Monday, October 11, 2010

Mercedes-Benz S550 2010 Reviews


To fully represent the image of the 2010 Mercedes S-Class, I’m writing this review from a Mexican lakeside villa. I’ve got opera music wafting in the background and a view of the mountains ahead. One part of the mountain is on fire, but never mind that. This is the S-Class lifestyle you read about in dealer brochures — relaxed and richly appointed, yet subtle enough not to attract too much attention.

I’m on vacation, two hours west of Mexico City, next to some of the best back roads the world has to offer. I’m glad I don’t have a car. Had I followed these roads back to la capital in a $107,000 Mercedes, I would have written “Carjack Me” on my forehead. Mercedes would tell you the same thing.

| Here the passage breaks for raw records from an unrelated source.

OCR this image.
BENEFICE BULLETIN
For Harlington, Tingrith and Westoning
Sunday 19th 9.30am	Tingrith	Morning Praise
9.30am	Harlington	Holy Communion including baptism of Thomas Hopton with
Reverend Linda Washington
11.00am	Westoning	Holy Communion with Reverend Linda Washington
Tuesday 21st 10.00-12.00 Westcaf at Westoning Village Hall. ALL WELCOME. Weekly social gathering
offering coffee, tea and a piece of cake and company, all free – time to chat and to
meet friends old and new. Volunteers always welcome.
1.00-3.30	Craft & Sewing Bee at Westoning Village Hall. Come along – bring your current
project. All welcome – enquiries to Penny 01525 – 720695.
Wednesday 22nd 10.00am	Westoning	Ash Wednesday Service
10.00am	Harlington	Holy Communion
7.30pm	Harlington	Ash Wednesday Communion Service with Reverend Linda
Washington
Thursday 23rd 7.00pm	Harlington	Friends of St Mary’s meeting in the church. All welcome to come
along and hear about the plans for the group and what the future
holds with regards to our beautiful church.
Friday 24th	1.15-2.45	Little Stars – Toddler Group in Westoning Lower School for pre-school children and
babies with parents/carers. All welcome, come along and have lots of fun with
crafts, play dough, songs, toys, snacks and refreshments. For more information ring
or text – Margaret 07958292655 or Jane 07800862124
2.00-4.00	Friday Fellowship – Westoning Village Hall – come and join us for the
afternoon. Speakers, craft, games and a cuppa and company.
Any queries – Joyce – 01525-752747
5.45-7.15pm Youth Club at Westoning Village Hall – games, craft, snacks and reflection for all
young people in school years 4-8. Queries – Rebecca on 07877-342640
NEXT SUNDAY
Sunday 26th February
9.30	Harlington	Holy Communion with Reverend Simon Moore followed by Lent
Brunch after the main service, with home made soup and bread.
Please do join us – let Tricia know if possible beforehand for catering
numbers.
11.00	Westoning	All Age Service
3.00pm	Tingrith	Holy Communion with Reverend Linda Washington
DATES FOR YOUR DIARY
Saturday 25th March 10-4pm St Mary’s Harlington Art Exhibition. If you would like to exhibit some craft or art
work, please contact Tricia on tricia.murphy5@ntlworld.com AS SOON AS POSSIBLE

In March, they paid the Mexican federal police to protect journalists driving a convoy of $200,000 SLS “Gullwings.” Any luxury car, especially a huge one like our S550 tester, doesn’t hide well here.

In the U.S., no one gets stirred up at the sight of an S-Class sedan. They’re the anonymous black cars favored by Goldman Sachs executives and other big suits in need of a quick, private escape. Driving one, let alone riding in its bedroom of a back seat, lets you turn off reality. The actual world — sirens, trucks, the unemployed — is but a few millimeters of double-paned glass away, yet it stays outside. If you smothered your face with pillows and jammed in a pair of earplugs, you could achieve a similar effect in the Nissan Cube.

What’s not easily mimicked is the adjustable air suspension — also pillow-like, but controlled — or the front seats with side bolsters that inflate as you round bends, keeping your torso straight. While you’re at it, you might as well order up a back massage, heated or chilled. Of the four choices displayed on the main LCD panel, I take mine “Fast and Vigorous.” Do enough short sales to tick off the SEC, and you may want it “Slow and Gentle” instead.

Most times the 5.5-liter V-8 acts accordingly, loafing this 4,630-pound sedan along through a sedate 7-speed automatic. Gear changes are imperceptible, until you nail the throttle, commanding a 7-to-3 shift to bring all 382 horsepower on tap. It’s enough to hustle this 17-foot-long car to 60 mph in 5.4 seconds, impressive until you’re near another S-Class with the letters “AMG” spanked on the back. That’s proof of 500, or even 600-plus horsepower under the hood.

In Germany, Mercedes offers a “badge delete” option that strips the model designation off the trunk lid. It’s a nod to European socialism, so factory workers won’t key the CEO’s 12-cylinder S65 AMG, thinking it could be a base S350 with the turbodiesel six. The S350 owner, sans badge, can also pretend he’s in a model costing $20,000 more, merely by upgrading his rims.

But in America we like to show off our labels. You don’t work 80 hours a week on Wall Street to be equal with the next luxury sedan.